In 1829 their younger daughter Elizabeth died in Paris. James remarried and in 1830 his daughter Mary Sevencroft Blomfield was baptised in Hertford.


That year he set off for a new life in Tasmania. He was already the black sheep in his family but his cousin the Bishop raised £400 for his trip including sheep and farming equipment. However when James Blomfield arrived at Cape Town en route to Australia, he disembarked, sold all his farm stock and for a short while worked as an artist. He then returned to Britain


Not much is known about his time in New South Wales. He was assigned to Port Macquarie. In Sydney in 1843, just after receiving his certificate of freedom, he married Eleanor Ann Banks. Their only son, Vernon Sevencroft Blomfield, died one month old in 1844.

In 1835, now 42 years old, he was arrested for stealing a pair of gold-framed spectacles in London. He had been calling from door to door to get subscribers for a proposed book on his experiences in the Cape of Good Hope. He claimed that the spectacles, which he pawned, fell off a table into his hat. At the Old Bailey he was found guilty and sentenced to be transported for seven years. “When Rev. James Blomfield left the dock he seemed quite astounded at his sentence.”

Old Bailey transcript.


After a short while on the “Hardy” convict hulk moored at Portsmouth, he was taken to Sydney on the “Royal Sovereign” where he arrived in December 1835.


He was unflatteringly described at that time as "Lately free from Port Macquarie. Dresses and apes the clerical in his coat, neckcloth and step. Transported for stealing spectacles. An enormous glutton - ate 1 1/2 lbs of mutton for breakfast. Lived at Kene's with a young woman he called his niece."  Registry of the Flashmen, courtesy Jenny Willetts

Somehow he managed to get himself back to Britain where his criminal career continued. In 1845 a booklet ironically entitled “Talent and trial; or, The adventures of a good son”; by the Rev Sevenecroft Bloomfield (sic)  was published in London.

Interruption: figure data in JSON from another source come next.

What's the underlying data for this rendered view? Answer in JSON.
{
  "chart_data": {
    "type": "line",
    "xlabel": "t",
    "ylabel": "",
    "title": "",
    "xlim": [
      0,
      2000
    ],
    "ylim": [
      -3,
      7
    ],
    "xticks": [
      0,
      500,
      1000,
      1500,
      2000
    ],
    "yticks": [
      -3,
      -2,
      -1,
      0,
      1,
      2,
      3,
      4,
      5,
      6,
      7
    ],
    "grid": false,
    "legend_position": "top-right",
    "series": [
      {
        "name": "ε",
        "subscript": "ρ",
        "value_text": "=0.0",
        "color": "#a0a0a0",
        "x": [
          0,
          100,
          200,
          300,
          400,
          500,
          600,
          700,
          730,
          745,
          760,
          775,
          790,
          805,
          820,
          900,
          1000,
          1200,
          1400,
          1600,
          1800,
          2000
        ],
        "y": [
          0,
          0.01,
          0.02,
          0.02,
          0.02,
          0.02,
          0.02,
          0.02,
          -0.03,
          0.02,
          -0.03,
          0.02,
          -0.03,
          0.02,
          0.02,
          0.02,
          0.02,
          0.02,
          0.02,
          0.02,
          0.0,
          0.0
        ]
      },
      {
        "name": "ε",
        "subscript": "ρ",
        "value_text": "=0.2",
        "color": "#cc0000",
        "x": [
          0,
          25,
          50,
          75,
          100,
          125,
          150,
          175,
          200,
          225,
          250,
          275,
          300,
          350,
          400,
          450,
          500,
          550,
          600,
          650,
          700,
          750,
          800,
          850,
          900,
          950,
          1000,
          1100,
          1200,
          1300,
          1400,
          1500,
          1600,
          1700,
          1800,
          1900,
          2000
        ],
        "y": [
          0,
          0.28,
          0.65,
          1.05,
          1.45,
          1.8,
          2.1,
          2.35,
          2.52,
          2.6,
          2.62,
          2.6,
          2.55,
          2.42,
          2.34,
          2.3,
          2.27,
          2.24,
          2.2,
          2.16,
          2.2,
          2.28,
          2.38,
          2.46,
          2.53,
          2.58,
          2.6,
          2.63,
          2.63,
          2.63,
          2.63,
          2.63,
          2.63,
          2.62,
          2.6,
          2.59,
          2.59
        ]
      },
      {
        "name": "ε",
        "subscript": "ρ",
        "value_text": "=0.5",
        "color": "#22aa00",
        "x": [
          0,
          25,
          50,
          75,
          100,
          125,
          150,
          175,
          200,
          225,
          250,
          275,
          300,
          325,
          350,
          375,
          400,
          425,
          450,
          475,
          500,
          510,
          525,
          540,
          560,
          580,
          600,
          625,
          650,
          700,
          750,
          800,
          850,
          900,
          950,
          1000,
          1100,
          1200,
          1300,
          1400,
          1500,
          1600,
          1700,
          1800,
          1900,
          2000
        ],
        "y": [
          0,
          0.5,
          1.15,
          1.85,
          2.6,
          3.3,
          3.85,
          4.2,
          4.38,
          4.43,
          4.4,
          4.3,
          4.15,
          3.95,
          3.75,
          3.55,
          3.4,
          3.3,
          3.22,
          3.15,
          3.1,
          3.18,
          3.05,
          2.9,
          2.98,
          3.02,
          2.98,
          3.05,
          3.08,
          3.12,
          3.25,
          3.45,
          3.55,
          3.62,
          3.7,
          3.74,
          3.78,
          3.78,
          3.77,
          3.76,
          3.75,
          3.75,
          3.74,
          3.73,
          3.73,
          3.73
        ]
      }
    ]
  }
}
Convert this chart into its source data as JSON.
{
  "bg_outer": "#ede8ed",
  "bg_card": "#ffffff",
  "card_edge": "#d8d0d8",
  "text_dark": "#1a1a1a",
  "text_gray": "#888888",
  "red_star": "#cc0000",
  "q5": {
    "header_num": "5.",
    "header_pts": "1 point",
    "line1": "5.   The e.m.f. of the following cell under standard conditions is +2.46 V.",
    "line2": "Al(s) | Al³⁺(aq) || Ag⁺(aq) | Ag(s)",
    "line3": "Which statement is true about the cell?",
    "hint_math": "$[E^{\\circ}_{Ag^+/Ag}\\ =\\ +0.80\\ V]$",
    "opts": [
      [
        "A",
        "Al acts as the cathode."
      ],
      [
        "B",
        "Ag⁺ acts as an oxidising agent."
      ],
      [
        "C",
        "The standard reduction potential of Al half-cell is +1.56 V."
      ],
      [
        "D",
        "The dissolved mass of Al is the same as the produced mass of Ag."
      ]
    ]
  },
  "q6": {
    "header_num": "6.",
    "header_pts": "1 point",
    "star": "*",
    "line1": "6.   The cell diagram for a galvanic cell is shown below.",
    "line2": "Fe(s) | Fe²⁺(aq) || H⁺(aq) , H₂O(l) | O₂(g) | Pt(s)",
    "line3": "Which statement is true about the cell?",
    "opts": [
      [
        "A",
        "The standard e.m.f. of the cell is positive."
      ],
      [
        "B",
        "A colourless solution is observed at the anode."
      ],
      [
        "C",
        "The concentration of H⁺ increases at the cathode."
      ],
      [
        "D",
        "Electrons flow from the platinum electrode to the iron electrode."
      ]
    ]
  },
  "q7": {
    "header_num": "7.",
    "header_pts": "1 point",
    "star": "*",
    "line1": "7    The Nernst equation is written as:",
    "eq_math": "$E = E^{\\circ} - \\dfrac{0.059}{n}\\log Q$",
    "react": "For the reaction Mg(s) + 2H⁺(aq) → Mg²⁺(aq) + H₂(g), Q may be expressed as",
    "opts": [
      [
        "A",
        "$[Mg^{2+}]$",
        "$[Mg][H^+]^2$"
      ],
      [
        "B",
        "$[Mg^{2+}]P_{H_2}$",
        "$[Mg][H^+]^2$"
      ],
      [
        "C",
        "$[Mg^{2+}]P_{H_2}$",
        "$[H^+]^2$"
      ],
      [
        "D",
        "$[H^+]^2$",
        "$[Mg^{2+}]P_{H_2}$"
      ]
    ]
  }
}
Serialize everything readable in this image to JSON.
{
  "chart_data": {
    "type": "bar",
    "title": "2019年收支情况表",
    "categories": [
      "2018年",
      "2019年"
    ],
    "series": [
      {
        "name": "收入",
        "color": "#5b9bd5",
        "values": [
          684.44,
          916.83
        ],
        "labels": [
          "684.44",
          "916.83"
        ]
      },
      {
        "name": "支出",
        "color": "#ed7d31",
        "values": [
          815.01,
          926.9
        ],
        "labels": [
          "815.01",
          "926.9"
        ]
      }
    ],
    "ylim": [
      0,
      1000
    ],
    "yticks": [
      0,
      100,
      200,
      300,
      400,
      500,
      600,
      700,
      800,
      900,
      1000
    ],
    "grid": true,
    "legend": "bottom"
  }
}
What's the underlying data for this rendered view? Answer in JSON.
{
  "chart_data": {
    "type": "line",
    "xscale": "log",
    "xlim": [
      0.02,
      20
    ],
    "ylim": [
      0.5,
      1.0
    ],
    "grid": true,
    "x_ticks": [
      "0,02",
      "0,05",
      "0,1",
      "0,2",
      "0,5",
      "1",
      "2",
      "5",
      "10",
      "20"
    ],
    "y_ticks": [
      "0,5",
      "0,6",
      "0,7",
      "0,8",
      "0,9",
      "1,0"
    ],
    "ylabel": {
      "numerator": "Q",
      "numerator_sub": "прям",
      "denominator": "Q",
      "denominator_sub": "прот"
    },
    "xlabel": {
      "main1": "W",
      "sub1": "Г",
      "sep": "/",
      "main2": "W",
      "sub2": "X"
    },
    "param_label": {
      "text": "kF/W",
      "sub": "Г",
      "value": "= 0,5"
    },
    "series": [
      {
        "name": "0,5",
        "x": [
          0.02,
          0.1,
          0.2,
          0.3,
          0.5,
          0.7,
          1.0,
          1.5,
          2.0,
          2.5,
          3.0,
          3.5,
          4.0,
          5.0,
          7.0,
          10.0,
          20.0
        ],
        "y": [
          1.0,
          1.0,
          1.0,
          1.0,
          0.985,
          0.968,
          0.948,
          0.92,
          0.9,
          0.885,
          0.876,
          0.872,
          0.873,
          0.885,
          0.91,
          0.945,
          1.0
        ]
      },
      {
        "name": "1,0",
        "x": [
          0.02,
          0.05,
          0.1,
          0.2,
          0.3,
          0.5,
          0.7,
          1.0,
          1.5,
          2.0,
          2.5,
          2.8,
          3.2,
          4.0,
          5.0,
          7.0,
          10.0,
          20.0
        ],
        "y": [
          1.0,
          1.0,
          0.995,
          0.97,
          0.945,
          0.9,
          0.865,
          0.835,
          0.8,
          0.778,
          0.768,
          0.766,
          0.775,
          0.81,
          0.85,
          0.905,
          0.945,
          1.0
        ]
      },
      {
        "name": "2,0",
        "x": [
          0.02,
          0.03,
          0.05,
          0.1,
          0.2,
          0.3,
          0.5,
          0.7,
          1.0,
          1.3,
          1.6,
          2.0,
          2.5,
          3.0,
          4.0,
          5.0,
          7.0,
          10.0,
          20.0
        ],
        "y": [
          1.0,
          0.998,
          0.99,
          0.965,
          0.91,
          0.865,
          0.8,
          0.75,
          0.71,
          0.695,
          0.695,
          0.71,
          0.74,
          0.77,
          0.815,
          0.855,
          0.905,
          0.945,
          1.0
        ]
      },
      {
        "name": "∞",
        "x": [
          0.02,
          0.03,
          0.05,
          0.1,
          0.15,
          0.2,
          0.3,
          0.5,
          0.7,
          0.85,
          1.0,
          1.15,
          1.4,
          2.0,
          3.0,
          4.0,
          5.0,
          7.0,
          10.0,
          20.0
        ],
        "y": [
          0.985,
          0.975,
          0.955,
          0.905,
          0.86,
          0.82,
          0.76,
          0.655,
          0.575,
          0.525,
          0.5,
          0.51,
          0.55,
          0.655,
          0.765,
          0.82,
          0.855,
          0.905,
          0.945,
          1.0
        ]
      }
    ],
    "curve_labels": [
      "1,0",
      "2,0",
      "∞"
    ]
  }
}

In 1850 he was being tracked as he moved around the country using various aliases.


In 1851 he was arrested in Sheerness, using the name of Robert Collingwood, for obtaining goods –which were pawned - under false pretences. Collingwood declined to say anything, and was sent for trial back at the Old Bailey. There on 24 November in a very short trial he pleaded guilty to unlawfully obtaining a portmanteau, and other articles, value £6. 10s.; the goods of William Allcock and another, by false pretences and was sentenced to be imprisoned for six months. Old Bailey transcript


What became of James Blomfield after he was released from prison is unclear: He would have been about 52 years old.

James Blomfield's father-in-law Isaac Friend specifically excluded him from benefiting from his will written in 1824. Friend died in 1832; his widow Susan lived on another 10 years. Her will written in 1838 mentions James and Mary Anne’s two children Henry Sevencroft Blomfield and Mary Ann Blomfield as beneficiaries. Both later married – Marianne to surgeon John Cuthbert Whaley, and Henry Sevencroft to Charlotte Spencer.